The groups and couples have objected to the COGCC's issuing of 16 permits to drill near the blast site south of Rulison, where the Atomic Energy Commission, in cooperation with Austral Oil, detonated a 43-kiloton nuclear device 8,426 feet below the surface on Sept. 10, 1969. The experiment was an attempt to free up commercially marketable quantities of natural gas, but the gas it produced proved to be too contaminated.

The DOE prohibits drilling lower than 6,000 feet in a 40-acre area around the site. The COGCC requires a hearing for any gas wells proposed to be drilled within a half-mile of the site.

Noble Energy Inc. has 13 of the contested drilling permits, while EnCana Oil & Gas (USA) has the other three. The permits were issued from Aug. 7 to Dec. 5, according to the COGCC filing.
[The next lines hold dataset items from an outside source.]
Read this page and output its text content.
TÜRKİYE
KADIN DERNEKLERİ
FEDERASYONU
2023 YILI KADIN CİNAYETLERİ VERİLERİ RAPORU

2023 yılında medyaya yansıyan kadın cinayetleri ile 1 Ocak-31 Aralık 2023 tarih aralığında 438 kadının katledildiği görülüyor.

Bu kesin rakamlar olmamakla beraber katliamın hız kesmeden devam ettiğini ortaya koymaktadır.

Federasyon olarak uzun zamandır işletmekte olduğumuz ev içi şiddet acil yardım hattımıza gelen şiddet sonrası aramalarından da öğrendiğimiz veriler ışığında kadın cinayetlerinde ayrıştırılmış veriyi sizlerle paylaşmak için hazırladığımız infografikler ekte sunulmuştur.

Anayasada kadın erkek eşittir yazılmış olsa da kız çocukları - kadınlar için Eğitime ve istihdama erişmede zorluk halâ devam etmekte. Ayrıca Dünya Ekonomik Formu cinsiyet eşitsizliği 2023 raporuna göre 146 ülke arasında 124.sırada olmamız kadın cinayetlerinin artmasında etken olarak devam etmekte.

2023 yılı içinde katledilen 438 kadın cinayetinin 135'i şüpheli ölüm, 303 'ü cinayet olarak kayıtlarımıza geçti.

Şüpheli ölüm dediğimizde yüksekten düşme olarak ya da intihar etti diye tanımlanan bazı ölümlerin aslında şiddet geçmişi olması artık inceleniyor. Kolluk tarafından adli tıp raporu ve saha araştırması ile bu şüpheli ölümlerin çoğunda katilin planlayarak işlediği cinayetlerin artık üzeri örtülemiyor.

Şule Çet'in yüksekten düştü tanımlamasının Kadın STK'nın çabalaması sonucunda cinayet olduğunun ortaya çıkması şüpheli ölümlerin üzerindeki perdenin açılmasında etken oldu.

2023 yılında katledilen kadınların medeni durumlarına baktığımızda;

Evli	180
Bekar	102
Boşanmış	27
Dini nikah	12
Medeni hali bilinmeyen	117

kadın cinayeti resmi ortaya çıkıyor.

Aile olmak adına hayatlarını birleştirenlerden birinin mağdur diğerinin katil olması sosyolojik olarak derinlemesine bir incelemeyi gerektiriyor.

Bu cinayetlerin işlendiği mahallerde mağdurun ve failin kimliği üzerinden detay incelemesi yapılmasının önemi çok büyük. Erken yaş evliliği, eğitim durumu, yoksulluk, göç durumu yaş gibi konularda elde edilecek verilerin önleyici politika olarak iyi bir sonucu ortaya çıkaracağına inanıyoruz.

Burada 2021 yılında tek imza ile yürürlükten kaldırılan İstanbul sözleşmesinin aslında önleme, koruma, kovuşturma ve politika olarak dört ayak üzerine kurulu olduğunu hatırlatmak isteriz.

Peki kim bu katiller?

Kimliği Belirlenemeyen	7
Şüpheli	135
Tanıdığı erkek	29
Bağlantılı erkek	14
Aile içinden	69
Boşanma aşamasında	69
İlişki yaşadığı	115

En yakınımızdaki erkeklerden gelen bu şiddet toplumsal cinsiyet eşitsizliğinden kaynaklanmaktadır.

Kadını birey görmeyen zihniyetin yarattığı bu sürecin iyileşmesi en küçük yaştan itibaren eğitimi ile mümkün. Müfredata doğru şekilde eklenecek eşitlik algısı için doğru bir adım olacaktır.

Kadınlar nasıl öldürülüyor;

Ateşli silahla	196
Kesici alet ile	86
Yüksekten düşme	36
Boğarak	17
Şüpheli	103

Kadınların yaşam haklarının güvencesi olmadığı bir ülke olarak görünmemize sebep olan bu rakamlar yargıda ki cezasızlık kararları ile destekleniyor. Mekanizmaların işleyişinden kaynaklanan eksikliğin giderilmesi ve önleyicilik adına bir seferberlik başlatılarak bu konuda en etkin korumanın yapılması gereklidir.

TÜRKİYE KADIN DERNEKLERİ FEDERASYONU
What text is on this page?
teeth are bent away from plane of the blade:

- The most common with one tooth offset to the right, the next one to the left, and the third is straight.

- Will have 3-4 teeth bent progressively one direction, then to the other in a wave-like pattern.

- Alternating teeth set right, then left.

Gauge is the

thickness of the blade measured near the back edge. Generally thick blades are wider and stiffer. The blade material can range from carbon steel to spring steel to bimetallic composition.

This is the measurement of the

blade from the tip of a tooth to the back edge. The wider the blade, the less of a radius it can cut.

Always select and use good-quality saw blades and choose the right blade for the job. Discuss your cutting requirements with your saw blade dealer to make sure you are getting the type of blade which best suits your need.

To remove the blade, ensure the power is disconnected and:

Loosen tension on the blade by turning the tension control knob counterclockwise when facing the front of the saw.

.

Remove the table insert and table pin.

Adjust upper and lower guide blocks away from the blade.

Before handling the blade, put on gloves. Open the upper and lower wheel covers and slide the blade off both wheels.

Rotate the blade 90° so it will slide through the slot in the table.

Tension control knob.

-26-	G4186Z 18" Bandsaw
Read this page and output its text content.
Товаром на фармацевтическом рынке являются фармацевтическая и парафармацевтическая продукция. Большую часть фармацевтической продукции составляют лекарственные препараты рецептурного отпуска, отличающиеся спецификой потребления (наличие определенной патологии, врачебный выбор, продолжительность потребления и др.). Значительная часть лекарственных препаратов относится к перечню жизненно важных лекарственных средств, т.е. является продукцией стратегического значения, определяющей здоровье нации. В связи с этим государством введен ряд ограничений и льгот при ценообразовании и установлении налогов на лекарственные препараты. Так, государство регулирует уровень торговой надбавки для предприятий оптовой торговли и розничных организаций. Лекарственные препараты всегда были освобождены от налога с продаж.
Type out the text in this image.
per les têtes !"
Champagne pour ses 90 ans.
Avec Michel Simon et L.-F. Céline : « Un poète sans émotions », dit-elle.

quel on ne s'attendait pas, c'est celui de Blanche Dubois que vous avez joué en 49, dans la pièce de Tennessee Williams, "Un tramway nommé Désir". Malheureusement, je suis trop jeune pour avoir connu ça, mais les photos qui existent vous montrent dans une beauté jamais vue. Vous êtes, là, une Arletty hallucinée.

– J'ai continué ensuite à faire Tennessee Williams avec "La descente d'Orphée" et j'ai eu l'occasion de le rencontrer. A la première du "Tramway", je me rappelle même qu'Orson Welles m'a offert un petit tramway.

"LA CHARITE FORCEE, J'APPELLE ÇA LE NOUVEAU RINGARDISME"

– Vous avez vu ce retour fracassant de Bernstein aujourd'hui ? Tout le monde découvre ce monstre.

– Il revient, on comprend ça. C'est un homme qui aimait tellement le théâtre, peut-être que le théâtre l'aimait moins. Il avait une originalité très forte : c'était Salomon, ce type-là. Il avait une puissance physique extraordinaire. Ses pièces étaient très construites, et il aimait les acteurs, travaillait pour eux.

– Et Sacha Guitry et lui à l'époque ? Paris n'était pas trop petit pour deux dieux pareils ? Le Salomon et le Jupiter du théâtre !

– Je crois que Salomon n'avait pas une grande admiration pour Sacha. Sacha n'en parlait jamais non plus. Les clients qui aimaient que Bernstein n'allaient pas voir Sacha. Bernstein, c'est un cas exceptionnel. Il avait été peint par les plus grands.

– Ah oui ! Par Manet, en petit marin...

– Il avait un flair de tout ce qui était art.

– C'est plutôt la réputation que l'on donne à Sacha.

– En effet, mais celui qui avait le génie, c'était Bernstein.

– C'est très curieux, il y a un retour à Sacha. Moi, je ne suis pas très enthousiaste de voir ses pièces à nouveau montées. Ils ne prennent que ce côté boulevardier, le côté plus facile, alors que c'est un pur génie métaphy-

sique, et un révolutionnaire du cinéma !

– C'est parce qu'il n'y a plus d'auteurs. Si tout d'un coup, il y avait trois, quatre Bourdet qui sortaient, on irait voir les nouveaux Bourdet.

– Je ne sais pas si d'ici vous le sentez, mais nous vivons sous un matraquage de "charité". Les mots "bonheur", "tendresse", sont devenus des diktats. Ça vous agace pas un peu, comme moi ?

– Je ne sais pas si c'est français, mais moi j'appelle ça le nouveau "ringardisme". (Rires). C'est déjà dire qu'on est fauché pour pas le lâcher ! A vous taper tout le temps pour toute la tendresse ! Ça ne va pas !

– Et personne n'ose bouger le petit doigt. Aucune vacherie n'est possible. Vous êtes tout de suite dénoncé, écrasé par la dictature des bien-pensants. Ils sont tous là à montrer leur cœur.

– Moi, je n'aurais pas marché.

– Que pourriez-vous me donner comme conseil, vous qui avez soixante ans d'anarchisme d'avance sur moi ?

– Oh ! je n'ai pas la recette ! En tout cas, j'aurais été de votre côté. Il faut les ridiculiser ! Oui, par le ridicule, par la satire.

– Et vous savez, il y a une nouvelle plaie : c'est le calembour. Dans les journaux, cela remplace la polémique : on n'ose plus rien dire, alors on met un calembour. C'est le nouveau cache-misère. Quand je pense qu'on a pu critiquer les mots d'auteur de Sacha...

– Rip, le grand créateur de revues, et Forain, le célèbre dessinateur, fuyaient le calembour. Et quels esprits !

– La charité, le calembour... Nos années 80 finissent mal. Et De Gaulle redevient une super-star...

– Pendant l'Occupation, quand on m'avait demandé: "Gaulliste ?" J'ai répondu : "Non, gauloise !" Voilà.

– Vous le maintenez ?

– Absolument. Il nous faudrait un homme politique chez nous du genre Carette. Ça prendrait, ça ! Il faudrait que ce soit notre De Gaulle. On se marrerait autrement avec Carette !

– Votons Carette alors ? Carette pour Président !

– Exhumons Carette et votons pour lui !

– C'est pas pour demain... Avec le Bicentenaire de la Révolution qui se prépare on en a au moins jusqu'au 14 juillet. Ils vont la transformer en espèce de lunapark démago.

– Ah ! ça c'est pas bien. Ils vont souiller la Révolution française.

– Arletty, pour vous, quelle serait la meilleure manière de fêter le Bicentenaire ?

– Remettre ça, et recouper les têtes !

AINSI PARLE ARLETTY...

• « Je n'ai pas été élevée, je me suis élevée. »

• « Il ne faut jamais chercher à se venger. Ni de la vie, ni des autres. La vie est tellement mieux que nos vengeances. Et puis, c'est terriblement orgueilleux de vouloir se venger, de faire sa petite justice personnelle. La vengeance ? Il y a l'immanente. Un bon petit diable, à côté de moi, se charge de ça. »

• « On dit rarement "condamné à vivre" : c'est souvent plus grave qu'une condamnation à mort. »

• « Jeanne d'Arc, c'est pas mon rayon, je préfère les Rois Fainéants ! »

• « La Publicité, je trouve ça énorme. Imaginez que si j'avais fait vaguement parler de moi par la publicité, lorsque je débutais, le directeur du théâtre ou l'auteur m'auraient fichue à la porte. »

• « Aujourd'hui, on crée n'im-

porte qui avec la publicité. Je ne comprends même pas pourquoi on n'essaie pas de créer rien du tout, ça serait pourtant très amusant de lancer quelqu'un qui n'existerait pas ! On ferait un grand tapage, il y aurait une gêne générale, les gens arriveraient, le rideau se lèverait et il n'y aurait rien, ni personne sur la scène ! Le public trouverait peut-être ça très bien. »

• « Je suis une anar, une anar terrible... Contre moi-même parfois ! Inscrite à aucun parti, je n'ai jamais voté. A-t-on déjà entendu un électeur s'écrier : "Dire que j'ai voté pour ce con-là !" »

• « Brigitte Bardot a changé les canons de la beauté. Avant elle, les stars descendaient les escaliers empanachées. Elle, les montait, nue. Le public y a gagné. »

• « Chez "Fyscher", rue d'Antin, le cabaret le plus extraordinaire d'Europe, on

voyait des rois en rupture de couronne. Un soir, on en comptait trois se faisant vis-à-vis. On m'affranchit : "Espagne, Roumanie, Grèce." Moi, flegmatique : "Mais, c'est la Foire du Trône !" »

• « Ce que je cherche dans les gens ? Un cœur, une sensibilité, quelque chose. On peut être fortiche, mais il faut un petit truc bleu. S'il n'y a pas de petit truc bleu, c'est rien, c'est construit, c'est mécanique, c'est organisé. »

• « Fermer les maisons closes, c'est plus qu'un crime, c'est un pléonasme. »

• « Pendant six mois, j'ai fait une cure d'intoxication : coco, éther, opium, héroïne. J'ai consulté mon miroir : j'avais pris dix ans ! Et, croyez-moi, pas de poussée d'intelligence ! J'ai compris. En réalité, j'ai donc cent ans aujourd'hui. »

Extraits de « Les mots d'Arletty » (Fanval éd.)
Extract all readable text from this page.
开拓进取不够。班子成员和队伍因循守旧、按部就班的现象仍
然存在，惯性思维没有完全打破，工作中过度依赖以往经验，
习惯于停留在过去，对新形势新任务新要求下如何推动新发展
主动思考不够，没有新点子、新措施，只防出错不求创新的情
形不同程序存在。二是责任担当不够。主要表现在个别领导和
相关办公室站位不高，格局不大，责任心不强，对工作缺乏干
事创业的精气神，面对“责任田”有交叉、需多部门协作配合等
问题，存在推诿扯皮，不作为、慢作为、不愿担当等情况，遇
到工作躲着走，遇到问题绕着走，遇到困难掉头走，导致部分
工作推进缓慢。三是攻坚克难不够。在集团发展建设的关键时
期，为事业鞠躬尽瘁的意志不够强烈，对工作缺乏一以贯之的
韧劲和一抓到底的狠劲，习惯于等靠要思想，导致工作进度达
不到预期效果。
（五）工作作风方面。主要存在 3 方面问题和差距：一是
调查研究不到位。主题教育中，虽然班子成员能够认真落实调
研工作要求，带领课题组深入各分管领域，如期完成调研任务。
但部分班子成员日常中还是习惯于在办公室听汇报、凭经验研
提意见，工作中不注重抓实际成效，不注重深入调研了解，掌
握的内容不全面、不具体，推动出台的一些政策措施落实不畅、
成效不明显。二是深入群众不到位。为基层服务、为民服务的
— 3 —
The nuclear detonation "necessarily created a variety of toxic and radioactive contaminants, which persist subsurface in the blast area," the groups' and couples' COGCC filing said. They argue that the concentrations of the contaminants and their distribution in the "subsurface have never been adequately determined."

"Drilling as close as (a) half mile from a nuclear bomb site should raise some questions as to the public safety and environmental protection," Pat Warren, whose family lives near the blast site, said in a prepared statement. "We've asked questions and are tired of not getting answers; all the while permits continue to get granted."

In the filing, the groups and couples say that if the contaminants reach the surface or near-surface environment, they could create serious and persistent contamination of soils and groundwater - creating a danger to public health, wildlife and the environment.

"Employment of fracturing technologies, designed to stimulate greater production of natural gas from the subsurface formations, increases the risk that contaminants from the Rulison blast site may reach the surface or near surface environment," the filing said.

The WCC, the GVCA and the three couples argue that the permits to drill should not be approved because EnCana and Noble have not demonstrated that they will meet the state's legal requirements for protection of the environment, wildlife, "and the health, safety and welfare of the public."

Doug Hock, a spokesman for EnCana, said the company's wells are on the very edge of that three-mile area around the blast site.

"It has been our contention that we are following the rules in place. As far as safety goes, there has been no documented evidence that those particular wells would create an issue. Obviously (the Grand Valley Citizens Alliance and the other groups) are allowed to file legal objections, but we firmly believe that we can safely operate in that area. We don't see a need for those (permits) to be halted."

An attempt to reach Noble was not immediately successful late Thursday.